Well, it looks as if the populist-right AfD did even better than expected in regional elections in Germany today.
According to exit polls, the AfD won 23 per cent of the vote in the depressed eastern region of Saxony-Anhalt, where the radical right has long been active. But it also exceeded expectations in wealthy western Baden-Württemberg and Rhineland-Palatinate, scoring 12.5 per cent and 11 per cent, respectively. The AfD mobilised droves of former non-voters, boosting voter participation as high as 72 per cent, far above normal levels for regional polls — a sign of how deeply the refugee crisis is shaking Germany.
The best guess yesterday was that the AfD were closing in on double digits in the two western regions, and would take 18-19% in Saxony.
But—elections are complicated—look at what happened to the SPD, the left-of-center part of Merkel’s governing coalition:
The social democrats, Ms Merkel’s coalition partners, who have strongly backed her refugee policies, fared even worse, being driven into fourth place behind the AfD, in Baden-Württemberg and Sachsen-Anhalt.
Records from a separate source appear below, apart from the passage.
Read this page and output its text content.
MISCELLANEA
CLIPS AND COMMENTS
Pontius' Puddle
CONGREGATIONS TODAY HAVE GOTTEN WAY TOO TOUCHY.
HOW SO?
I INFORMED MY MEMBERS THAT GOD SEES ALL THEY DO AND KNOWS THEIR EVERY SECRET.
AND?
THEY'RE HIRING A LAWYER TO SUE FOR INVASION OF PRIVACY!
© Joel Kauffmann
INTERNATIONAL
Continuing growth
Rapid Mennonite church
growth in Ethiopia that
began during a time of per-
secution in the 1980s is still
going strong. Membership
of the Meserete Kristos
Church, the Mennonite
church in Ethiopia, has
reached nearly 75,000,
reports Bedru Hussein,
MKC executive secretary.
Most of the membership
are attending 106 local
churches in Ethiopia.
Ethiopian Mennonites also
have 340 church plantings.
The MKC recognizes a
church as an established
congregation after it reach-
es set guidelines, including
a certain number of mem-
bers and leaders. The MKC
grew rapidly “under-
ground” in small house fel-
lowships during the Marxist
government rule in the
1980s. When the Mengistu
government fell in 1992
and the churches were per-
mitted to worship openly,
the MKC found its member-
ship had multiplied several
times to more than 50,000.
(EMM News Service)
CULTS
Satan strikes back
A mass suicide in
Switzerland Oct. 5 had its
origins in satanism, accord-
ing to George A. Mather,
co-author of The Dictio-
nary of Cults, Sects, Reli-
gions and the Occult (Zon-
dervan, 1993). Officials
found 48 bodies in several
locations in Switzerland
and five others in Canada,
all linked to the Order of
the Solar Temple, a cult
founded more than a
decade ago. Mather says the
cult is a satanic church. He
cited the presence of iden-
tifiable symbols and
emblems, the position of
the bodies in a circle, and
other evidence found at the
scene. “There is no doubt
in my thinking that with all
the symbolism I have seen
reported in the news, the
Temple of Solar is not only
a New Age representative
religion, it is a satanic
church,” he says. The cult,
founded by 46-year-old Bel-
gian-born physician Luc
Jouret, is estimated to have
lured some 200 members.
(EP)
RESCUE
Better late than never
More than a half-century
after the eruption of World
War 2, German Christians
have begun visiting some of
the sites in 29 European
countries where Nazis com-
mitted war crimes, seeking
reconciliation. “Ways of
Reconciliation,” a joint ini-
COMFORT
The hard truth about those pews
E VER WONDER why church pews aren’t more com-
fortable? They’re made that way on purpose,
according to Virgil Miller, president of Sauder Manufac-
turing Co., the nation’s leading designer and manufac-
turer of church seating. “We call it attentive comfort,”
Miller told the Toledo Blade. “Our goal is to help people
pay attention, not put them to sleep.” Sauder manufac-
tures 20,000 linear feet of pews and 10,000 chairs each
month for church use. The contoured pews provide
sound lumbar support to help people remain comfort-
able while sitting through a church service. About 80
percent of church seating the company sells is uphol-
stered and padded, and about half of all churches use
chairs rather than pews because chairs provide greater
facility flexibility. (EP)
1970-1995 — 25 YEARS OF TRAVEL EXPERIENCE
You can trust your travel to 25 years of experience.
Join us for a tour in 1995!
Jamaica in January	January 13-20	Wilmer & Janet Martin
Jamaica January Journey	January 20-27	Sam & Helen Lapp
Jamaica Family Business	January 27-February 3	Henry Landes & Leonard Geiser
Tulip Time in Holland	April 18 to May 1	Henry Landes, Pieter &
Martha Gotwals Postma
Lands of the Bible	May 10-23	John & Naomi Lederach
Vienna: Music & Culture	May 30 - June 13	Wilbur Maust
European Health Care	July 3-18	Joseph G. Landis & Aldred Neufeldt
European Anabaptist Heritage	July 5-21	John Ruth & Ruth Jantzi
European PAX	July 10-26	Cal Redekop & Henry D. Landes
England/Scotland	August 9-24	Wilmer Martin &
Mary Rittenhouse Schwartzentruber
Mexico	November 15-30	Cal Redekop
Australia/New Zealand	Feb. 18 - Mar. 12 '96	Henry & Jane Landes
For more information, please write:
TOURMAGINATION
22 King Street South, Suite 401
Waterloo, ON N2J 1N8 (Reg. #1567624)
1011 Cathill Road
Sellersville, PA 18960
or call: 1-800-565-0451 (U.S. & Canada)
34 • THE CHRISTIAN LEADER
The SPD salvaged a little battered pride in Rhineland-Palatinate, where it narrowly retained power, beating off a CDU challenge led by Julia Klöckner, a rising political star.
It’s worth noting that the rise of Europe’s new populist right can pose a challenge to parties of ‘establishment’ left as well as ‘establishment’ right. And the establishment left’s attempts to go some way to respond to the immigration concerns of many of their traditional supporters can push other party loyalists away. Make of it what you will, but the (pro-immigration) Greens came top in Baden-Württemberg, a former Merkel stronghold, with nearly one-third of the vote, building on the platform that they had built in that state after the Fukushima disaster. In 2006 Merkel’s CDU took home some 44 percent of the vote there. Now that’s down to a little over a quarter.
As I mentioned yesterday, Merkel remains unassailable for now. She has no obvious challengers within her own party, and there is no workable constellation of parties that could form a coalition to replace her own.
What results like these do do, however, is chip away at the aura of invincibility that has surrounded Merkel. That matters at a time when she is trying to persuade Europeans to agree to an approach to immigration that many of them reject.
With an EU immigration summit approaching, Der Spiegel has a good and not (entirely) unsympathetic article on how matters stand between the “indispensable European” (as The Economist describes Merkel) and her European partners.
Here are some extracts:
The chancellor has played a variety of roles in Brussels throughout her career. She began as a clumsy novice, but as a result of the euro crisis she ultimately became the most powerful leader in Europe. Now, however, she has isolated Germany in the European Union to a greater degree than any chancellor before her….
[T]he fissure runs through the entire continent. Germany and France are estranged, Eastern European member states have joined Austria in an anti-Merkel alliance and European Council President Tusk has defected to the enemy camp…
[W]hat Merkel’s people describe as rectitude, the rest of Europe sees as an attempt to spread the costs of her noble-minded blunder across the entire European Union. The fences that have now been built do not just prevent refugees from moving through the Continent — they’re also symbolic of resistance to German presumption…
Nothing reveals Merkel’s hypocrisy more than her handling of the Balkan Route closure. With only a few hundred migrants a day now reaching Germany, Merkel is perhaps the greatest profiteer of the border closures. But it is the result of policies imposed by her political adversaries. Not only that, but these policies were originally supposed to receive the European stamp of approval at Monday’s summit. For the summit’s closing document, Tusk proposed the following statement in reference to the Balkan Route: “This route is now closed.” The sentence is a statement of fact, but Merkel nevertheless refused to sign on. Doing so would have been a public admission of failure.
For narcissists, it’s always about them…
Der Spiegel, again:
Many of Germany’s EU partners would love to see Merkel fail. They see the border closures along the Balkan Route as tangible policy results and Merkel’s diplomatic dance with Turkey as delusional. “We can’t trust Turkey,” says a source close to Hollande…
The price for her policies is not just the rise of a new right-wing populist party in Germany and a German society that is more divided and disgruntled than it has been in years. She also created a Europe that is no longer united.
Can a Nobel Peace Prize be far away?